EH: How did this project come about?
SK: I do a lot of auditioning and teaching. For women, there are few Shakespeare monologues. Young women in particular are often forced to use the same monologue over and over. Most of the monologues do not represent the full range of the female experience. I started to write speeches to try to expand the canon of material for women to use. It’s meant to be a new collection of monologues for women. I’m writing them in verse, the way that Shakespeare would have written them.
These are characters mentioned by Shakespeare (but who don’t appear), historical characters and mythological characters that are invoked. I have drawn from the canon, characters that you are curious about and given those women a chance to have a full appearance.
EH: How do you direct Shakespeare?
SK: I take a Stanislavski approach. It’s a very American way to look at Shakespeare. It’s just the simple questions of: “Who are you? Where are you? Who are you talking to? What do you want? What’s making it difficult to get what you want?” As you dig deeper and deeper, it’s much more sophisticated than that, but those are the foundational tools to help you immerse yourself in any scene, speech, monologue or play.
EH: How does the verse come in?
SK: The language is highly structured, but it doesn’t really matter whether you’re doing ,Mamet, Pinter, August Wilson, Lynn Nottage, Shakespeare or some other verse play. You still have to ask the human questions.
If you’re a violinist, playing Stravinsky is different from playing Mozart. You’re still a violinist; you’re still looking at notes on a page and interpreting them. It’s a matter of density. It’s a matter of style. It’s a matter of rules of structure being used by the author, playwright, or composer, but it’s still an interpretive act.
EH: How are these women going to find their characters?
SK: That’s what I’ve given them as a playwright. I’ve given them circumstances. I’ve given them a scene. Mythological characters have stories attached to them. Shakespearean characters (that are mentioned but don’t appear) often have events that are reported. A lot of these are speeches for scenes and characters that are very well known. Venus, Dido and Hero are out of mythology. Many of these characters are in numerous paintings and sculptures in the museums. A lot of what I’ve done is to look at old master’s paintings. For many of these scenes, you can find a painting in the Louvre.

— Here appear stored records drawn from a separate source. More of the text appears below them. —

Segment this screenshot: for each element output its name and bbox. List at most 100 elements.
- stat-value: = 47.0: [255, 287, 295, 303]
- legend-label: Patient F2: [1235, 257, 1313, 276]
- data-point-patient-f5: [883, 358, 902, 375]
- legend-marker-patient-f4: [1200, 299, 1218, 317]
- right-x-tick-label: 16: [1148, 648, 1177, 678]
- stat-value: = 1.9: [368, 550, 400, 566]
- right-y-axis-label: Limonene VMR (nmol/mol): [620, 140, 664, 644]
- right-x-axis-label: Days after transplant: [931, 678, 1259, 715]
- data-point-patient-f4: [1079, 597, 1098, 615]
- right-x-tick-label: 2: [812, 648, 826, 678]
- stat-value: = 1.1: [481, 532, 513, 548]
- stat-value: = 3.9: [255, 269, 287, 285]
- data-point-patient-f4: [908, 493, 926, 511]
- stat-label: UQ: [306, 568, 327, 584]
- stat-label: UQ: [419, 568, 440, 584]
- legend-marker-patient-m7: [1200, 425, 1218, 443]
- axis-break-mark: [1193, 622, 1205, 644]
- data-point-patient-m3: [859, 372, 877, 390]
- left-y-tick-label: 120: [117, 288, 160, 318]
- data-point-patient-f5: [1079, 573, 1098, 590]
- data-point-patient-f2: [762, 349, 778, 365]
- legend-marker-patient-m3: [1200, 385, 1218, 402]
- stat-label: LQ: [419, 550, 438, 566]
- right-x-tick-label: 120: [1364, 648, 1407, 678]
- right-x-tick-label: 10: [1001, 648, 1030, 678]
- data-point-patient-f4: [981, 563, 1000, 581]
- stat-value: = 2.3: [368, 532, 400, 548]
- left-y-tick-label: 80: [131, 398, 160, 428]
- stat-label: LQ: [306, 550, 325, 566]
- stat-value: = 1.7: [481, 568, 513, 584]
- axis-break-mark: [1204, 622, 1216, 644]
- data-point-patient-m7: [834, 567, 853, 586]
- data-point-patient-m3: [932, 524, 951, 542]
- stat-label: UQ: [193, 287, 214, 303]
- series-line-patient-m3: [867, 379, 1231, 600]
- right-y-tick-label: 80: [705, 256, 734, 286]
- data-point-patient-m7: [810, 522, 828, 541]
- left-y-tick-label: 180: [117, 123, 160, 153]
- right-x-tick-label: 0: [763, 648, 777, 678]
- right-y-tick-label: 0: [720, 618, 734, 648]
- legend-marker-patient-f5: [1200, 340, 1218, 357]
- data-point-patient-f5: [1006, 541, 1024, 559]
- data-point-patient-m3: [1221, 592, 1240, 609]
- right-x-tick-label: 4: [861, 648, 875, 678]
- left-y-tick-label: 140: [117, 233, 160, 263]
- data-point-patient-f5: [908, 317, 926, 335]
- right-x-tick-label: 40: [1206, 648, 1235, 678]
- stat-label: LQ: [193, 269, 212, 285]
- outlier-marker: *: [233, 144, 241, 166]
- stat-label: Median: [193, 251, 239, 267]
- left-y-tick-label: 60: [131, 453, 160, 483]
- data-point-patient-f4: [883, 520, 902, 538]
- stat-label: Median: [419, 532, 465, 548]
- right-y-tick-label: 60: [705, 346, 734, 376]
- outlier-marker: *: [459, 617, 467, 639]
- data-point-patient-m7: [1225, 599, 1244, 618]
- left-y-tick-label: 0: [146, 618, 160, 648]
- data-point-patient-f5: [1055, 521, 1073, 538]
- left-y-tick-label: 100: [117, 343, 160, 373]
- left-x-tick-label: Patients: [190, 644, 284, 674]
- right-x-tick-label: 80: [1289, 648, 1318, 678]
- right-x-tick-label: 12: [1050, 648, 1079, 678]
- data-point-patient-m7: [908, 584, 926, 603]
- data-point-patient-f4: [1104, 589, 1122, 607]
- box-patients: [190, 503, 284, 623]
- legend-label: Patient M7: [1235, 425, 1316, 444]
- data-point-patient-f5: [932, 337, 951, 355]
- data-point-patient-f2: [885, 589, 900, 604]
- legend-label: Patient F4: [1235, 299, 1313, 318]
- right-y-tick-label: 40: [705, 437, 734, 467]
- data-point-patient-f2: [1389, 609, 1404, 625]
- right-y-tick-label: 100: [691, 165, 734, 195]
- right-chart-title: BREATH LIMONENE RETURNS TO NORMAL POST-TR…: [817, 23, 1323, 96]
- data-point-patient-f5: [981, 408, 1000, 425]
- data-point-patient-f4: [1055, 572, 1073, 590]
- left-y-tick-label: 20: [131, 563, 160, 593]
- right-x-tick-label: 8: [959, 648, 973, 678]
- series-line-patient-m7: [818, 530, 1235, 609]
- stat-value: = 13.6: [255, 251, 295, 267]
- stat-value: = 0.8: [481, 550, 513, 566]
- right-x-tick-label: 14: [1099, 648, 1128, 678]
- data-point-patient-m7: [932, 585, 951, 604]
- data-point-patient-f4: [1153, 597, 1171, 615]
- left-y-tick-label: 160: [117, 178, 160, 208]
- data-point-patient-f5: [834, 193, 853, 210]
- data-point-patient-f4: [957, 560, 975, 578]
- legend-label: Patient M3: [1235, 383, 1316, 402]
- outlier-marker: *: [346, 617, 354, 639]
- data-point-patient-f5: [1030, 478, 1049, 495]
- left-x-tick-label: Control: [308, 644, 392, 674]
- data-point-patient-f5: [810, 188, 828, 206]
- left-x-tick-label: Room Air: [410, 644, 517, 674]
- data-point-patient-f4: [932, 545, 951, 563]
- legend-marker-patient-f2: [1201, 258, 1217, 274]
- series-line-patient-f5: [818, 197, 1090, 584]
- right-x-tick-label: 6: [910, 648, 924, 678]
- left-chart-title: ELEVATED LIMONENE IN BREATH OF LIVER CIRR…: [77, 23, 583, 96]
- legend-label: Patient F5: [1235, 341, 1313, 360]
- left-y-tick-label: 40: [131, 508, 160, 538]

I’m not the first person to look at these characters and try to create new realities for them. It’s something that we’ve been doing for thousands of years in Greek, Roman, and Renaissance sculptures. What I’m doing is a very old idea. We all know “Venus on the Half Shell” (“The Birth of Venus”). Shakespeare wrote a poem, “Venus and Adonis.” I’m not covering new ground. This is very old ground. The problem is that it has been neglected ground for a long time.